Past vs. Present: The Ara Pacis and Mausoleum of Augustsus
Rome has a history spanning well over 2,000 years. Kings, emperors, popes, prime ministers, and dictators alike have all laid claim to the Eternal City and the Campo Marzio, the “Field of Mars” in English, is the epitome of this varied timeline. Campo Marzio comprises the northern-most part of central Rome and includes monuments such as the Piazza del Popolo and the Spanish Steps. Campo Marzio is the oldest continuously inhabited part of Rome. As such, Campo Marzio has a very representative cross-section of the city’s history within its borders: obelisks that were built by Egyptian pharaohs and brought to Rome by conquering emperors, Baroque, Gothic, and Renaissance churches, ancient Roman ruins, towering fascist building developments, and even a museum built by American architect Richard Meier.

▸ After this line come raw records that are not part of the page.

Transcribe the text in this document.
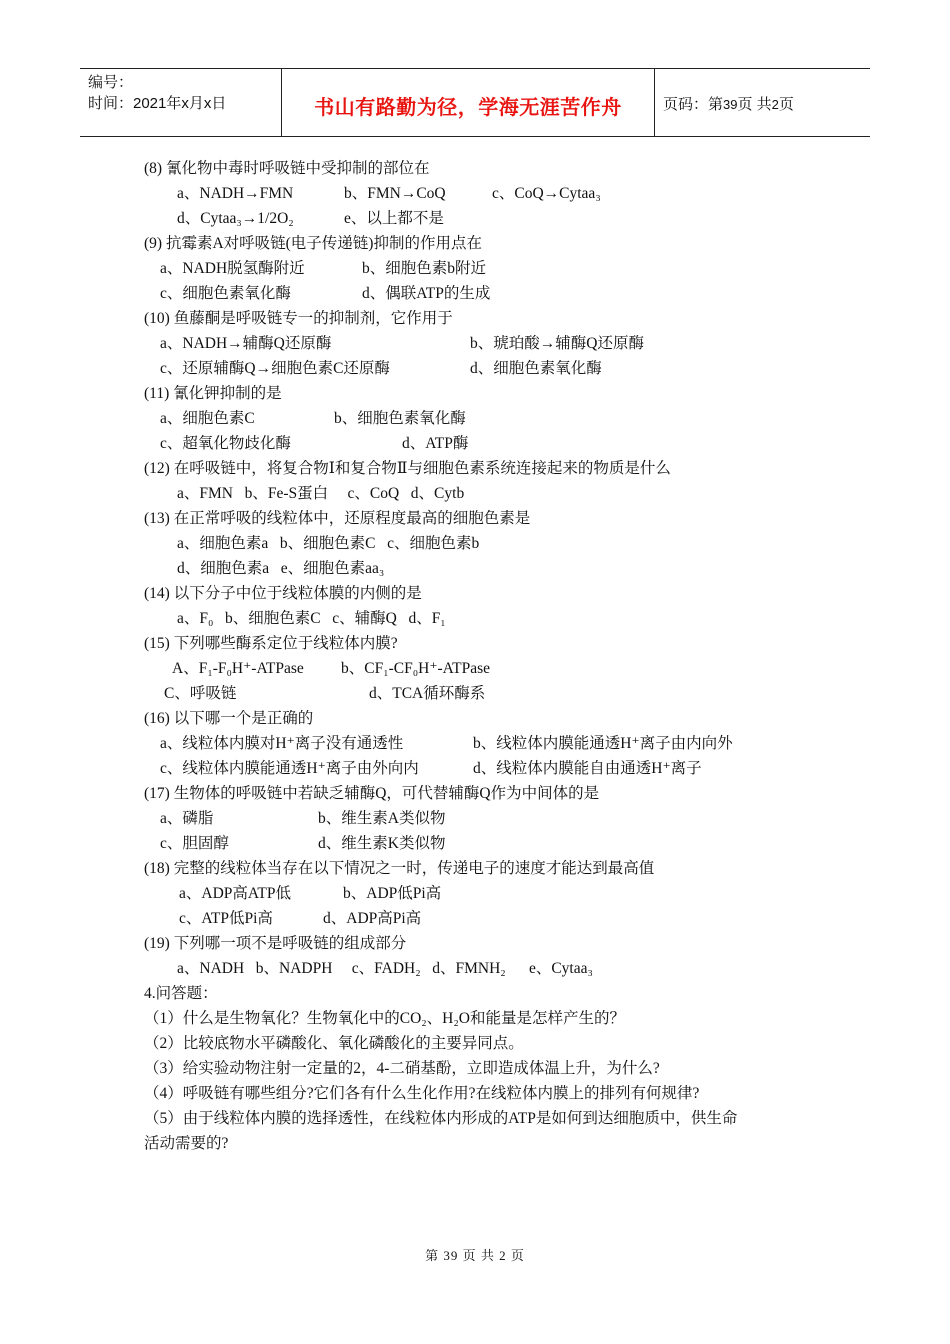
编号：
时间：2021年x月x日	书山有路勤为径，学海无涯苦作舟	页码：第39页 共2页
(8) 氰化物中毒时呼吸链中受抑制的部位在
a、NADH→FMN	b、FMN→CoQ	c、CoQ→Cytaa₃
d、Cytaa₃→1/2O₂	e、以上都不是
(9) 抗霉素A对呼吸链(电子传递链)抑制的作用点在
a、NADH脱氢酶附近	b、细胞色素b附近
c、细胞色素氧化酶	d、偶联ATP的生成
(10) 鱼藤酮是呼吸链专一的抑制剂，它作用于
a、NADH→辅酶Q还原酶	b、琥珀酸→辅酶Q还原酶
c、还原辅酶Q→细胞色素C还原酶	d、细胞色素氧化酶
(11) 氰化钾抑制的是
a、细胞色素C	b、细胞色素氧化酶
c、超氧化物歧化酶	d、ATP酶
(12) 在呼吸链中，将复合物Ⅰ和复合物Ⅱ与细胞色素系统连接起来的物质是什么
a、FMN   b、Fe-S蛋白     c、CoQ   d、Cytb
(13) 在正常呼吸的线粒体中，还原程度最高的细胞色素是
a、细胞色素a   b、细胞色素C   c、细胞色素b
d、细胞色素a   e、细胞色素aa₃
(14) 以下分子中位于线粒体膜的内侧的是
a、F₀   b、细胞色素C   c、辅酶Q   d、F₁
(15) 下列哪些酶系定位于线粒体内膜?
A、F₁-F₀H⁺-ATPase b、CF₁-CF₀H⁺-ATPase
C、呼吸链	d、TCA循环酶系
(16) 以下哪一个是正确的
a、线粒体内膜对H⁺离子没有通透性	b、线粒体内膜能通透H⁺离子由内向外
c、线粒体内膜能通透H⁺离子由外向内	d、线粒体内膜能自由通透H⁺离子
(17) 生物体的呼吸链中若缺乏辅酶Q，可代替辅酶Q作为中间体的是
a、磷脂	b、维生素A类似物
c、胆固醇	d、维生素K类似物
(18) 完整的线粒体当存在以下情况之一时，传递电子的速度才能达到最高值
a、ADP高ATP低	b、ADP低Pi高
c、ATP低Pi高	d、ADP高Pi高
(19) 下列哪一项不是呼吸链的组成部分
a、NADH   b、NADPH     c、FADH₂   d、FMNH₂      e、Cytaa₃
4.问答题：
（1）什么是生物氧化？生物氧化中的CO₂、H₂O和能量是怎样产生的？
（2）比较底物水平磷酸化、氧化磷酸化的主要异同点。
（3）给实验动物注射一定量的2，4-二硝基酚，立即造成体温上升，为什么?
（4）呼吸链有哪些组分?它们各有什么生化作用?在线粒体内膜上的排列有何规律?
（5）由于线粒体内膜的选择透性，在线粒体内形成的ATP是如何到达细胞质中，供生命
活动需要的?
第 39 页 共 2 页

The area that’s the focus of this post is the area surrounding the Mausoleum of Augustus, which is near the southernmost border of Campo Marzio. The Mausoleum itself was built in 28 B.C. by Emporer Augustus as a reaction to Marc Antony’s recent decision to be buried in Egypt when he died. The people of Rome took this as an insult and, to prove himself a more loyal Roman than Antony, Augustus had his mausoleum built when he became Emperor to show his intentions. In truth, it functioned as a propaganda tool much like the buildings that surround it in modernity functioned during the reign of Benito Mussolini. The buildings and piazza that surround the Mausoleum were designed by Vittorio Ballio Morpurgo in the 1930s along with a museum that housed another ancient Roman propaganda tool, the Ara Pacis Augustae.

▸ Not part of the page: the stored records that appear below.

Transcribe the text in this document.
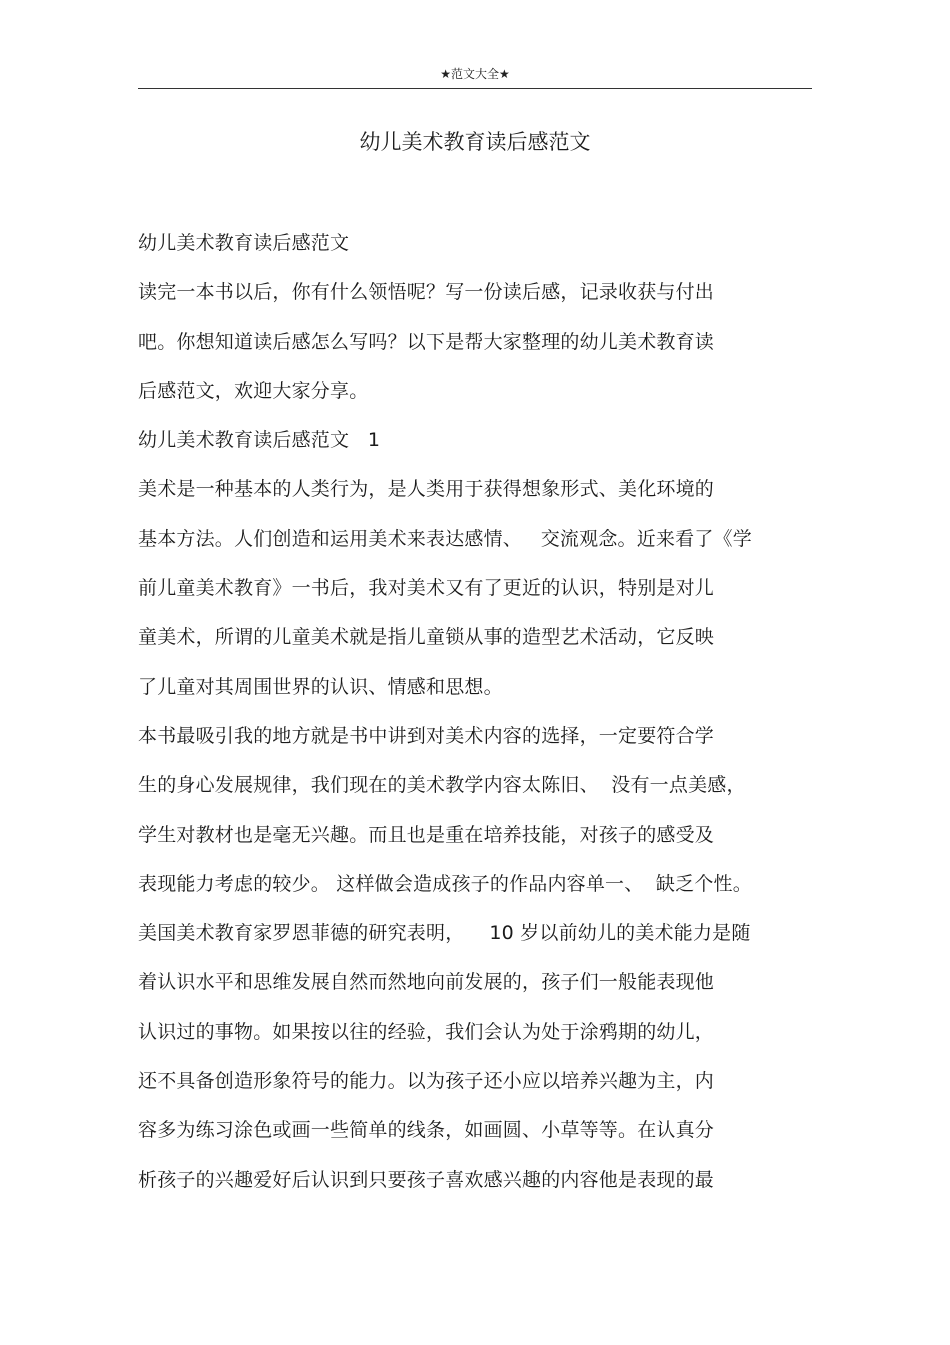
★范文大全★
幼儿美术教育读后感范文
幼儿美术教育读后感范文
读完一本书以后，你有什么领悟呢？写一份读后感，记录收获与付出
吧。你想知道读后感怎么写吗？以下是帮大家整理的幼儿美术教育读
后感范文，欢迎大家分享。
幼儿美术教育读后感范文   1
美术是一种基本的人类行为，是人类用于获得想象形式、美化环境的
基本方法。人们创造和运用美术来表达感情、   交流观念。近来看了《学
前儿童美术教育》一书后，我对美术又有了更近的认识，特别是对儿
童美术，所谓的儿童美术就是指儿童锁从事的造型艺术活动，它反映
了儿童对其周围世界的认识、情感和思想。
本书最吸引我的地方就是书中讲到对美术内容的选择，一定要符合学
生的身心发展规律，我们现在的美术教学内容太陈旧、  没有一点美感，
学生对教材也是毫无兴趣。而且也是重在培养技能，对孩子的感受及
表现能力考虑的较少。 这样做会造成孩子的作品内容单一、  缺乏个性。
美国美术教育家罗恩菲德的研究表明，    10 岁以前幼儿的美术能力是随
着认识水平和思维发展自然而然地向前发展的，孩子们一般能表现他
认识过的事物。如果按以往的经验，我们会认为处于涂鸦期的幼儿，
还不具备创造形象符号的能力。以为孩子还小应以培养兴趣为主，内
容多为练习涂色或画一些简单的线条，如画圆、小草等等。在认真分
析孩子的兴趣爱好后认识到只要孩子喜欢感兴趣的内容他是表现的最
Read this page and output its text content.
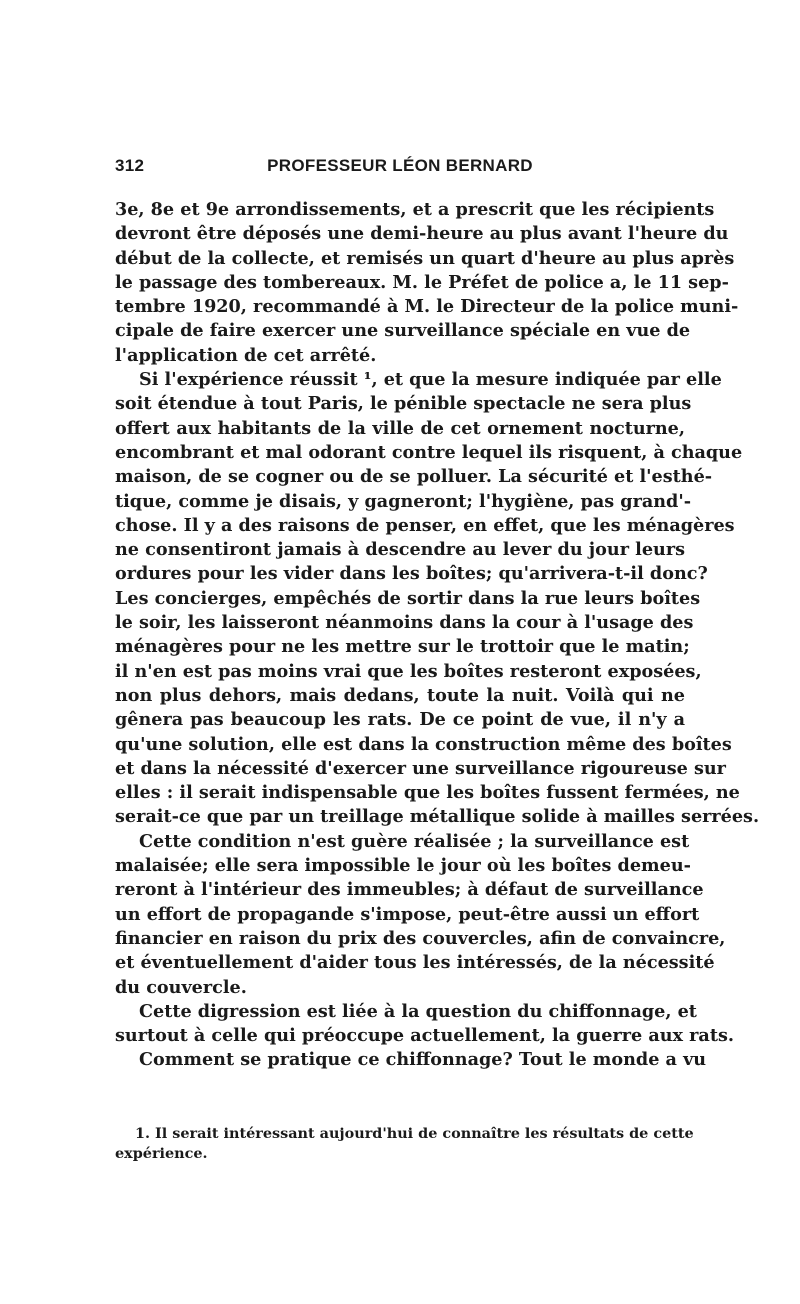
312	PROFESSEUR LÉON BERNARD
3e, 8e et 9e arrondissements, et a prescrit que les récipients
devront être déposés une demi-heure au plus avant l'heure du
début de la collecte, et remisés un quart d'heure au plus après
le passage des tombereaux. M. le Préfet de police a, le 11 sep-
tembre 1920, recommandé à M. le Directeur de la police muni-
cipale de faire exercer une surveillance spéciale en vue de
l'application de cet arrêté.
Si l'expérience réussit ¹, et que la mesure indiquée par elle
soit étendue à tout Paris, le pénible spectacle ne sera plus
offert aux habitants de la ville de cet ornement nocturne,
encombrant et mal odorant contre lequel ils risquent, à chaque
maison, de se cogner ou de se polluer. La sécurité et l'esthé-
tique, comme je disais, y gagneront; l'hygiène, pas grand'-
chose. Il y a des raisons de penser, en effet, que les ménagères
ne consentiront jamais à descendre au lever du jour leurs
ordures pour les vider dans les boîtes; qu'arrivera-t-il donc?
Les concierges, empêchés de sortir dans la rue leurs boîtes
le soir, les laisseront néanmoins dans la cour à l'usage des
ménagères pour ne les mettre sur le trottoir que le matin;
il n'en est pas moins vrai que les boîtes resteront exposées,
non plus dehors, mais dedans, toute la nuit. Voilà qui ne
gênera pas beaucoup les rats. De ce point de vue, il n'y a
qu'une solution, elle est dans la construction même des boîtes
et dans la nécessité d'exercer une surveillance rigoureuse sur
elles : il serait indispensable que les boîtes fussent fermées, ne
serait-ce que par un treillage métallique solide à mailles serrées.
Cette condition n'est guère réalisée ; la surveillance est
malaisée; elle sera impossible le jour où les boîtes demeu-
reront à l'intérieur des immeubles; à défaut de surveillance
un effort de propagande s'impose, peut-être aussi un effort
financier en raison du prix des couvercles, afin de convaincre,
et éventuellement d'aider tous les intéressés, de la nécessité
du couvercle.
Cette digression est liée à la question du chiffonnage, et
surtout à celle qui préoccupe actuellement, la guerre aux rats.
Comment se pratique ce chiffonnage? Tout le monde a vu
1. Il serait intéressant aujourd'hui de connaître les résultats de cette
expérience.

The Ara Pacis was commissioned by the Roman Senate in 9 B.C. to commemorate the beginning of the Pax Romana, which was a period of peace brought about by the preemptive wars of Emperor Augusts. The monument itself was lost when the Roman Empire collapsed and maintenance on Roman monuments was abandoned. Over successive years of flooding, the Ara Pacis was slowly covered in silt and left to ruin. Pieces of the Ara Pacis began to be discovered as early as the 16th century, but the monument was not restored in its entirety until Mussolini mounted a dig to recover the majority of the fragments. Utilizing a technique that involved using liquid nitrogen in hollow steel pipes to freeze the soil and thus allow digging underneath a building that would have otherwise been unstable, Mussolini was able to resurrect the monument in time for the 2000th birthday of Augustus in 1937. After its reconstruction, Mussolini had Mopurgo design a museum to house the Ara Pacis. This museum was constructed in just under four months using the cheapest materials and quickest methods possible in order for it to open in time and, as such, after only a few decades, was in a terrible state of disrepair. The then-mayor of Rome hired Richard Meier to design a new cover building and museum for the Ara Pacis, which opened in 2006 to much controversy.

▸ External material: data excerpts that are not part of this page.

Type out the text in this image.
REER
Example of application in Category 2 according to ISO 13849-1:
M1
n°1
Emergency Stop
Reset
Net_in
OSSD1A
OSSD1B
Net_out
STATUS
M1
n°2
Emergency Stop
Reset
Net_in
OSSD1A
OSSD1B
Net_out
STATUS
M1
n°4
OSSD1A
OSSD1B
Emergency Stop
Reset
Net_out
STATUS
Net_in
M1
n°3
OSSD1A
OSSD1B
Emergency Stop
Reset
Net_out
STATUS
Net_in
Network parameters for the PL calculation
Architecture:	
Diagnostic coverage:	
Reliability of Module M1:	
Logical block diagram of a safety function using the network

The site itself is an interesting one that spans over two millennia of history. The current museum is a redesign of a seventy-year-old piece of fascist propaganda that contains a piece of Imperial Roman propaganda that was used by the fascists to pretend to the power of Imperial Rome. The museum itself is surrounded by buildings that are bedecked in fascist propaganda, saying things along the lines of “It is always springtime for the strong people of Italy.” and all of these face the Mausoleum of Augustus, which is a propagandistic appeasement ploy even older than the Ara Pacis itself. It’s amazing to see how although the historical figures that shaped this area may have spoken different languages, worn different clothes, and were called by various different titles and styles, their purposes and goals were the same: to be in power. Areas like this are frequent throughout the city of Rome and serve as a reminder of what people will do to realize their will and how they often use the built environment to help them do so. Future blog posts will detail more of these sites and show the ways in which modernity and antiquity collide and intermingle in the Eternal City.